То ли Стремянный дал своему штурману прохладную аттестацию, то ли не нашлось подходящей вакансии, – так или иначе, Туровцева спихнули на «Онегу». Назначение на плавбазу лейтенант воспринял как личное оскорбление, тем более нестерпимое, что Ходунов сопротивлялся как мог, а будучи вызван к комбригу, заявил, что водит свою «Онегу» не первый год и ученый штурманец, не нюхавший морской службы, по нынешним временам для корабля излишняя роскошь, пусть лучше дадут хорошего кока. И хотя комбриг, пожурив старика, заставил-таки взять Туровцева, Ходунов своего отношения не переменил и упрямо не допускал штурмана к приборам. Во время перехода кораблей из Таллина в Кронштадт командир двое суток не сходил с мостика – даже еду вестовые носили ему наверх, – предоставив штурману заниматься пассажирами, а по прибытии, не сказав ни слова, объявил в приказе, что на штурмана ПБ «Онега» лейтенанта Туровцева Д.Д. возлагаются по совместительству обязанности помощника командира корабля. Это неожиданное повышение недолго тешило лейтенанта, очень скоро он уразумел: одно дело – помощник на боевом корабле, о такой чести вчерашний курсант может только мечтать, и совсем другое – превратиться в коменданта огромного плавучего сарая и с раннего утра до поздней ночи не вылезать из хозяйственных забот и хлопот. Ни сама «Онега», ни люди, ни порядки на ней не соответствовали тому идеальному представлению о военном корабле, которое составилось у Туровцева после четырех лет изучения уставов. Это была неуклюжая высокобортная тихоходная посудина с большой осадкой, неуютная и, несмотря на все старания Туровцева, грязноватая. На корме полощется бело-голубой флаг, но бывший торгаш виден во всем. Команда разношерстная – тут и запасники, и списанные с подводных лодок, и взятые из госпиталей, опытных специалистов мало, и люди за день сбиваются с ног, а порт кормит плохо – горох да черные макароны. Ну а с тех пор как командование дивизиона со всем свои штабом перебралось с береговой базы на «Онегу» – поближе к теплу, свету и горячей воде, – участь помощника стала совсем печальной: на корабле не продохнуть от начальства, кают не хватает, постоянные претензии, что редко сменяется постельное белье и часто засоряются умывальники.

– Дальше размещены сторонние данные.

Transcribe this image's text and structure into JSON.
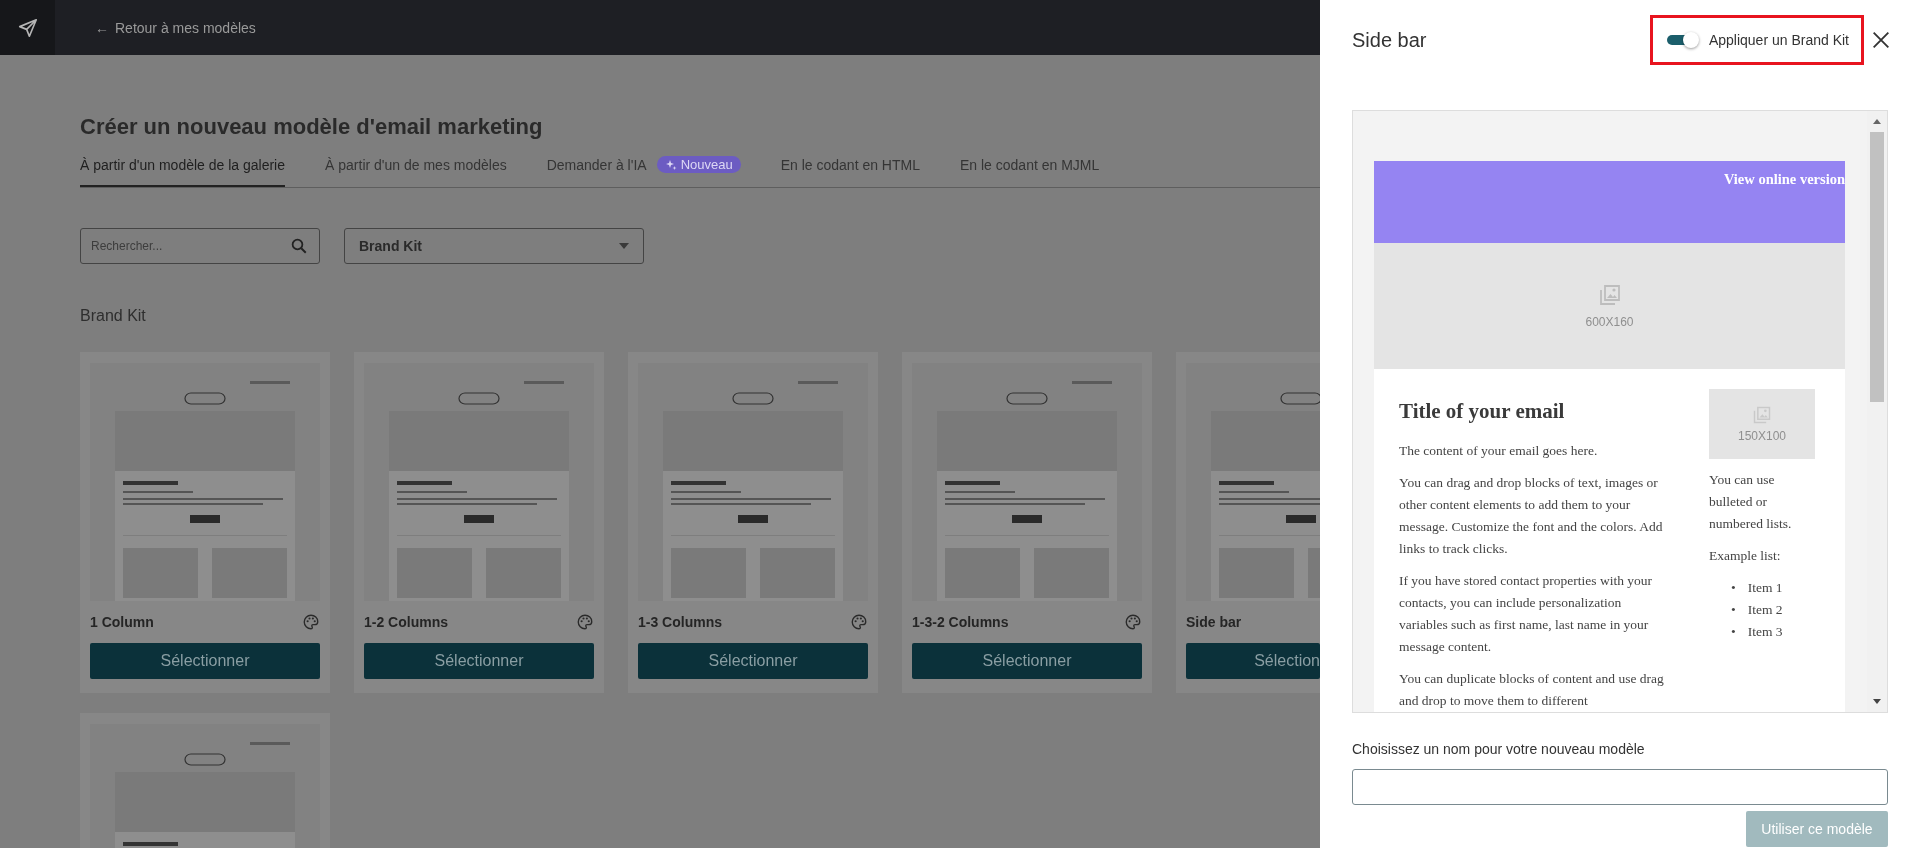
{
  "topbar": {
    "back_arrow": "←",
    "back_label": "Retour à mes modèles"
  },
  "page": {
    "title": "Créer un nouveau modèle d'email marketing",
    "tabs": [
      {
        "label": "À partir d'un modèle de la galerie",
        "selected": true
      },
      {
        "label": "À partir d'un de mes modèles",
        "selected": false
      },
      {
        "label": "Demander à l'IA",
        "selected": false,
        "badge": "Nouveau"
      },
      {
        "label": "En le codant en HTML",
        "selected": false
      },
      {
        "label": "En le codant en MJML",
        "selected": false
      }
    ],
    "search": {
      "placeholder": "Rechercher..."
    },
    "filter": {
      "value": "Brand Kit"
    },
    "section_title": "Brand Kit",
    "templates": [
      {
        "name": "1 Column",
        "button": "Sélectionner",
        "cut": false
      },
      {
        "name": "1-2 Columns",
        "button": "Sélectionner",
        "cut": false
      },
      {
        "name": "1-3 Columns",
        "button": "Sélectionner",
        "cut": false
      },
      {
        "name": "1-3-2 Columns",
        "button": "Sélectionner",
        "cut": false
      },
      {
        "name": "Side bar",
        "button": "Sélection",
        "cut": true
      },
      {
        "cut": false
      }
    ]
  },
  "side_panel": {
    "title": "Side bar",
    "brand_kit": {
      "label": "Appliquer un Brand Kit",
      "on": true
    },
    "preview": {
      "view_online": "View online version",
      "hero_label": "600X160",
      "title": "Title of your email",
      "paragraphs": [
        "The content of your email goes here.",
        "You can drag and drop blocks of text, images or other content elements to add them to your message. Customize the font and the colors. Add links to track clicks.",
        "If you have stored contact properties with your contacts, you can include personalization variables such as first name, last name in your message content.",
        "You can duplicate blocks of content and use drag and drop to move them to different"
      ],
      "side_image_label": "150X100",
      "side_paragraphs": [
        "You can use bulleted or numbered lists.",
        "Example list:"
      ],
      "list_marker": "•",
      "list_items": [
        "Item 1",
        "Item 2",
        "Item 3"
      ]
    },
    "name_field": {
      "label": "Choisissez un nom pour votre nouveau modèle"
    },
    "submit": "Utiliser ce modèle"
  }
}
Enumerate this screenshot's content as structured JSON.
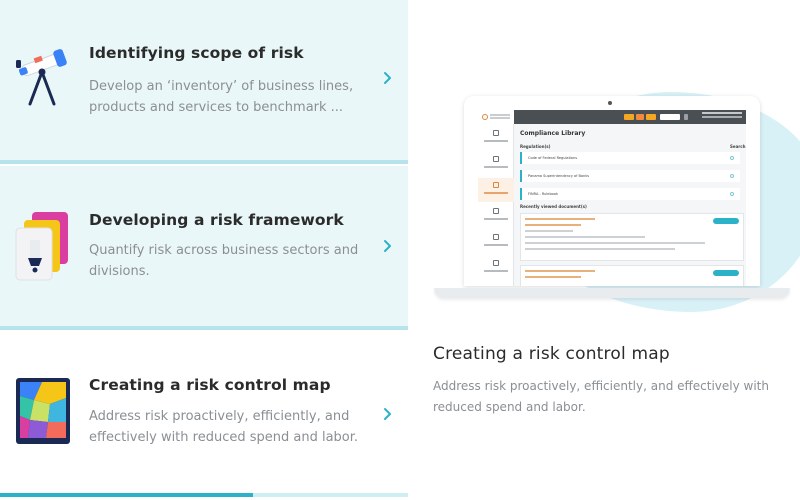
{
  "cards": [
    {
      "title": "Identifying scope of risk",
      "description": "Develop an ‘inventory’ of business lines, products and services to benchmark ...",
      "icon": "telescope-icon"
    },
    {
      "title": "Developing a risk framework",
      "description": "Quantify risk across business sectors and divisions.",
      "icon": "layered-documents-icon"
    },
    {
      "title": "Creating a risk control map",
      "description": "Address risk proactively, efficiently, and effectively with reduced spend and labor.",
      "icon": "colorful-map-icon"
    }
  ],
  "progress": {
    "fraction": 0.62
  },
  "detail": {
    "title": "Creating a risk control map",
    "description": "Address risk proactively, efficiently, and effectively with reduced spend and labor."
  },
  "screenshot": {
    "main_title": "Compliance Library",
    "regulations_heading": "Regulation(s)",
    "search_label": "Search",
    "regulations": [
      "Code of Federal Regulations",
      "Panama Superintendency of Banks",
      "FINRA - Rulebook"
    ],
    "recent_heading": "Recently viewed document(s)"
  },
  "colors": {
    "accent": "#2bb2c9",
    "card_bg": "#eaf7f8",
    "title": "#2b2b2b",
    "muted": "#8a8f94"
  }
}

Выйдя от командира в узкий, слабо освещенный коридор, Туровцев остановился. Пахло белилами, хлоркой, горячим машинным маслом, лавровым листом из камбуза. По правую руку шел длинный и тесный ряд кают, двери были раскрашены при помощи трафарета «под дерево», отчего еще больше чувствовалось, что они железные. Слева тянулись утопленные в специальных выемках электрокабели и водяные магистрали. По одной из труб – почти на уровне лица – неторопливо шла крыса, виден был только свесившийся вниз голый отвратительный хвост. Несмотря на все усилия помощника, крысы на «Онеге» не переводились, они пробирались по трапу с берега и проникали даже в тощую корабельную провизионку.
До подъема флага оставалось еще минут двадцать, достаточно, чтоб вызвать боцмана, писаря и распорядиться о вскрытии рундуков. Но в коридоре Туровцевым овладела внезапная вялость, близкая к физическому недомоганию: не хотелось видеть людей, говорить, приказывать. Торопливо, чтоб никого не встретить, он пробежал по коридору, проскользнул в свою каюту и с такой силой захлопнул за собой дверь, что в переборках затарахтело и защелкало, как от взрывной волны.
На плавбазах командир и помощник занимают лучшие помещения, но Ходунов сам не жил в своей роскошной каюте и Туровцева заставил уступить свою одному почтенному штабисту в высоком звании и перебраться – временно, конечно, – в каюту ушедшего в боевой поход помощника командира «М-бис-202» старшего лейтенанта Горбунова.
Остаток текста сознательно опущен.